Affects Version/s: 1.7.0
Fix Version/s: None
Component/s: Runtime / Coordination
When a JobMaster in an HA setup looses leadership, it suspends the execution of its job via JobMaster.suspend(Exception, Time). This operation involves transitioning to the SUSPENDING job state and cancelling all running tasks. In some executions it may happen that the job does not reach the terminal SUSPENDED job state.
This is due to the fact that suspending the job stops related RPC endpoints such as the JobMaster or SlotPool (in JobMaster.suspend(Exception, Time) and JobMaster.suspendExecution( Exception)) immediately after suspending. Whenever this happens before the TaskExecutor instances have cancelled or failed the respective tasks, the job does not transition to SUSPENDED, because the ExecutionGraph does not receive all Execution state transitions.
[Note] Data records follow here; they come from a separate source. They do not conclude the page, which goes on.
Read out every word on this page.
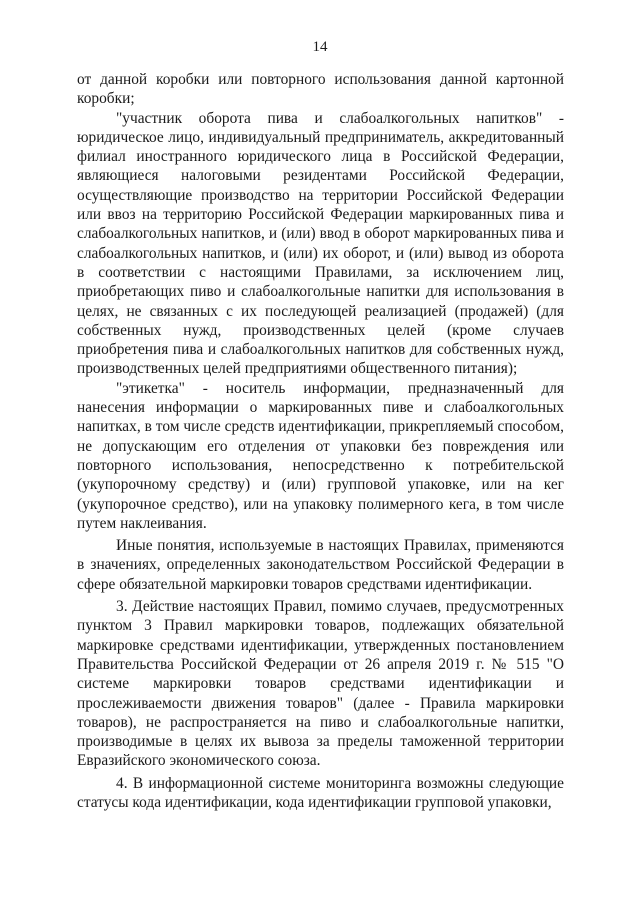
14

от данной коробки или повторного использования данной картонной коробки;

"участник оборота пива и слабоалкогольных напитков" - юридическое лицо, индивидуальный предприниматель, аккредитованный филиал иностранного юридического лица в Российской Федерации, являющиеся налоговыми резидентами Российской Федерации, осуществляющие производство на территории Российской Федерации или ввоз на территорию Российской Федерации маркированных пива и слабоалкогольных напитков, и (или) ввод в оборот маркированных пива и слабоалкогольных напитков, и (или) их оборот, и (или) вывод из оборота в соответствии с настоящими Правилами, за исключением лиц, приобретающих пиво и слабоалкогольные напитки для использования в целях, не связанных с их последующей реализацией (продажей) (для собственных нужд, производственных целей (кроме случаев приобретения пива и слабоалкогольных напитков для собственных нужд, производственных целей предприятиями общественного питания);

"этикетка" - носитель информации, предназначенный для нанесения информации о маркированных пиве и слабоалкогольных напитках, в том числе средств идентификации, прикрепляемый способом, не допускающим его отделения от упаковки без повреждения или повторного использования, непосредственно к потребительской (укупорочному средству) и (или) групповой упаковке, или на кег (укупорочное средство), или на упаковку полимерного кега, в том числе путем наклеивания.

Иные понятия, используемые в настоящих Правилах, применяются в значениях, определенных законодательством Российской Федерации в сфере обязательной маркировки товаров средствами идентификации.

3. Действие настоящих Правил, помимо случаев, предусмотренных пунктом 3 Правил маркировки товаров, подлежащих обязательной маркировке средствами идентификации, утвержденных постановлением Правительства Российской Федерации от 26 апреля 2019 г. № 515 "О системе маркировки товаров средствами идентификации и прослеживаемости движения товаров" (далее - Правила маркировки товаров), не распространяется на пиво и слабоалкогольные напитки, производимые в целях их вывоза за пределы таможенной территории Евразийского экономического союза.

4. В информационной системе мониторинга возможны следующие статусы кода идентификации, кода идентификации групповой упаковки,
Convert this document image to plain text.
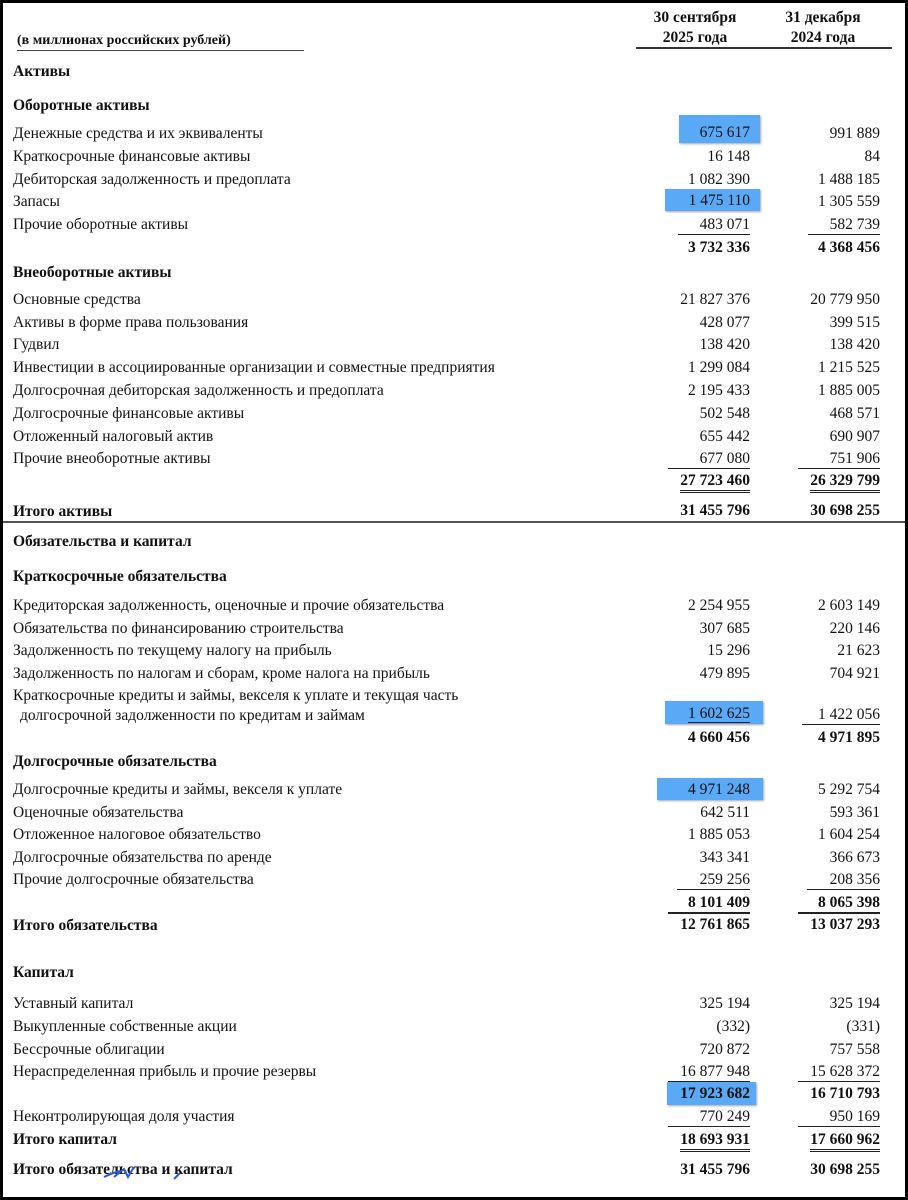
(в миллионах российских рублей)
30 сентября
2025 года
31 декабря
2024 года
Активы
Оборотные активы
Денежные средства и их эквиваленты	675 617	991 889
Краткосрочные финансовые активы	16 148	84
Дебиторская задолженность и предоплата	1 082 390	1 488 185
Запасы	1 475 110	1 305 559
Прочие оборотные активы	483 071	582 739
3 732 336	4 368 456
Внеоборотные активы
Основные средства	21 827 376	20 779 950
Активы в форме права пользования	428 077	399 515
Гудвил	138 420	138 420
Инвестиции в ассоциированные организации и совместные предприятия	1 299 084	1 215 525
Долгосрочная дебиторская задолженность и предоплата	2 195 433	1 885 005
Долгосрочные финансовые активы	502 548	468 571
Отложенный налоговый актив	655 442	690 907
Прочие внеоборотные активы	677 080	751 906
27 723 460	26 329 799
Итого активы	31 455 796	30 698 255
Обязательства и капитал
Краткосрочные обязательства
Кредиторская задолженность, оценочные и прочие обязательства	2 254 955	2 603 149
Обязательства по финансированию строительства	307 685	220 146
Задолженность по текущему налогу на прибыль	15 296	21 623
Задолженность по налогам и сборам, кроме налога на прибыль	479 895	704 921
Краткосрочные кредиты и займы, векселя к уплате и текущая часть
долгосрочной задолженности по кредитам и займам	1 602 625	1 422 056
4 660 456	4 971 895
Долгосрочные обязательства
Долгосрочные кредиты и займы, векселя к уплате	4 971 248	5 292 754
Оценочные обязательства	642 511	593 361
Отложенное налоговое обязательство	1 885 053	1 604 254
Долгосрочные обязательства по аренде	343 341	366 673
Прочие долгосрочные обязательства	259 256	208 356
8 101 409	8 065 398
Итого обязательства	12 761 865	13 037 293
Капитал
Уставный капитал	325 194	325 194
Выкупленные собственные акции	(332)	(331)
Бессрочные облигации	720 872	757 558
Нераспределенная прибыль и прочие резервы	16 877 948	15 628 372
17 923 682	16 710 793
Неконтролирующая доля участия	770 249	950 169
Итого капитал	18 693 931	17 660 962
Итого обязательства и капитал	31 455 796	30 698 255
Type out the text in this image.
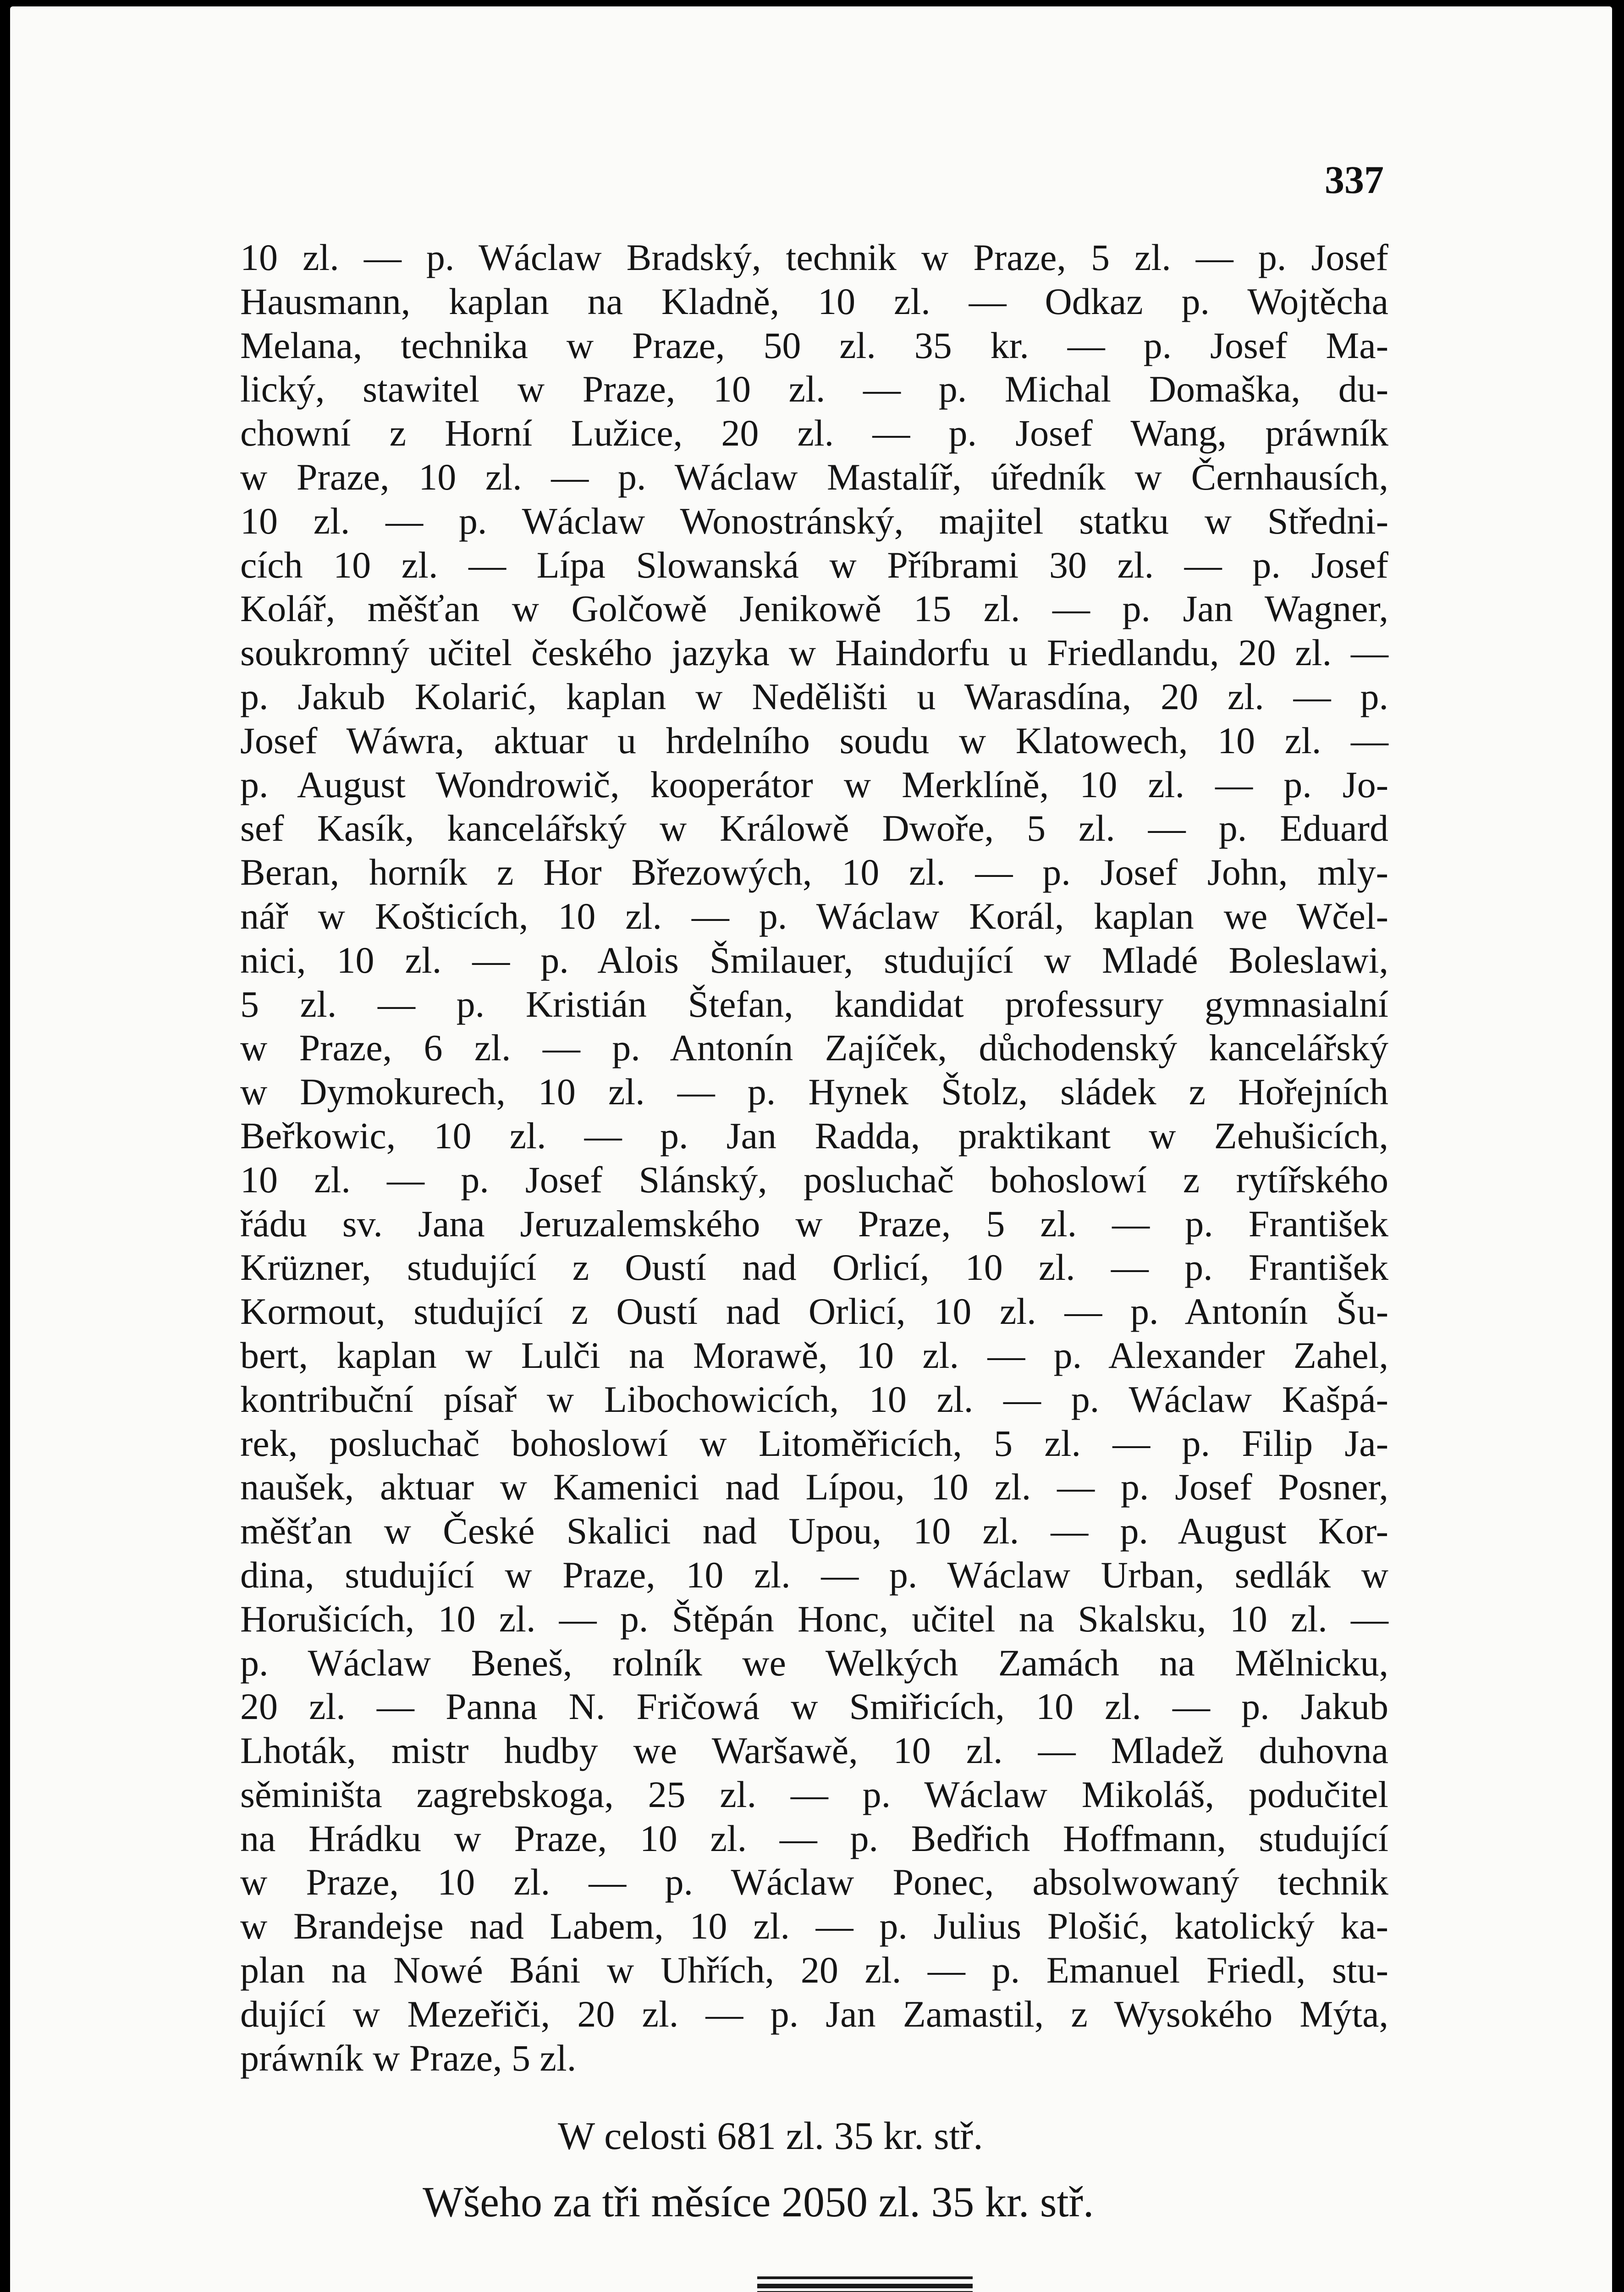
337

10 zl. — p. Wáclaw Bradský, technik w Praze, 5 zl. — p. Josef
Hausmann, kaplan na Kladně, 10 zl. — Odkaz p. Wojtěcha
Melana, technika w Praze, 50 zl. 35 kr. — p. Josef Ma-
lický, stawitel w Praze, 10 zl. — p. Michal Domaška, du-
chowní z Horní Lužice, 20 zl. — p. Josef Wang, práwník
w Praze, 10 zl. — p. Wáclaw Mastalíř, úředník w Černhausích,
10 zl. — p. Wáclaw Wonostránský, majitel statku w Středni-
cích 10 zl. — Lípa Slowanská w Příbrami 30 zl. — p. Josef
Kolář, měšťan w Golčowě Jenikowě 15 zl. — p. Jan Wagner,
soukromný učitel českého jazyka w Haindorfu u Friedlandu, 20 zl. —
p. Jakub Kolarić, kaplan w Nedělišti u Warasdína, 20 zl. — p.
Josef Wáwra, aktuar u hrdelního soudu w Klatowech, 10 zl. —
p. August Wondrowič, kooperátor w Merklíně, 10 zl. — p. Jo-
sef Kasík, kancelářský w Králowě Dwoře, 5 zl. — p. Eduard
Beran, horník z Hor Březowých, 10 zl. — p. Josef John, mly-
nář w Košticích, 10 zl. — p. Wáclaw Korál, kaplan we Wčel-
nici, 10 zl. — p. Alois Šmilauer, studující w Mladé Boleslawi,
5 zl. — p. Kristián Štefan, kandidat professury gymnasialní
w Praze, 6 zl. — p. Antonín Zajíček, důchodenský kancelářský
w Dymokurech, 10 zl. — p. Hynek Štolz, sládek z Hořejních
Beřkowic, 10 zl. — p. Jan Radda, praktikant w Zehušicích,
10 zl. — p. Josef Slánský, posluchač bohoslowí z rytířského
řádu sv. Jana Jeruzalemského w Praze, 5 zl. — p. František
Krüzner, studující z Oustí nad Orlicí, 10 zl. — p. František
Kormout, studující z Oustí nad Orlicí, 10 zl. — p. Antonín Šu-
bert, kaplan w Lulči na Morawě, 10 zl. — p. Alexander Zahel,
kontribuční písař w Libochowicích, 10 zl. — p. Wáclaw Kašpá-
rek, posluchač bohoslowí w Litoměřicích, 5 zl. — p. Filip Ja-
naušek, aktuar w Kamenici nad Lípou, 10 zl. — p. Josef Posner,
měšťan w České Skalici nad Upou, 10 zl. — p. August Kor-
dina, studující w Praze, 10 zl. — p. Wáclaw Urban, sedlák w
Horušicích, 10 zl. — p. Štěpán Honc, učitel na Skalsku, 10 zl. —
p. Wáclaw Beneš, rolník we Welkých Zamách na Mělnicku,
20 zl. — Panna N. Fričowá w Smiřicích, 10 zl. — p. Jakub
Lhoták, mistr hudby we Waršawě, 10 zl. — Mladež duhovna
sěminišta zagrebskoga, 25 zl. — p. Wáclaw Mikoláš, podučitel
na Hrádku w Praze, 10 zl. — p. Bedřich Hoffmann, studující
w Praze, 10 zl. — p. Wáclaw Ponec, absolwowaný technik
w Brandejse nad Labem, 10 zl. — p. Julius Plošić, katolický ka-
plan na Nowé Báni w Uhřích, 20 zl. — p. Emanuel Friedl, stu-
dující w Mezeřiči, 20 zl. — p. Jan Zamastil, z Wysokého Mýta,
práwník w Praze, 5 zl.

W celosti 681 zl. 35 kr. stř.

Wšeho za tři měsíce 2050 zl. 35 kr. stř.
In practice, this should not happen frequently due the fact that JobMaster and TaskExecutor instances are notified about the loss of leadership (or loss of ZooKeeper connection or similar events) around the same time. In this scenario, the TaskExecutor instances proactively fail the executing tasks and notify the JobMaster. All in all, the impact of this is limited by the fact that a new JobMaster leader will eventually recover the job.
Steps to reproduce:
- Start ZooKeeper
- Start a Flink cluster in HA mode and submit job
- Stop ZooKeeper
In some executions you will find that the job does not reach the terminal state SUSPENDED. Furthermore, you may see log messages similar to the following in this case:
I've attached a logs of a local run that does not transition to SUSPENDED and a sequence diagram of what I think may be a problematic timing.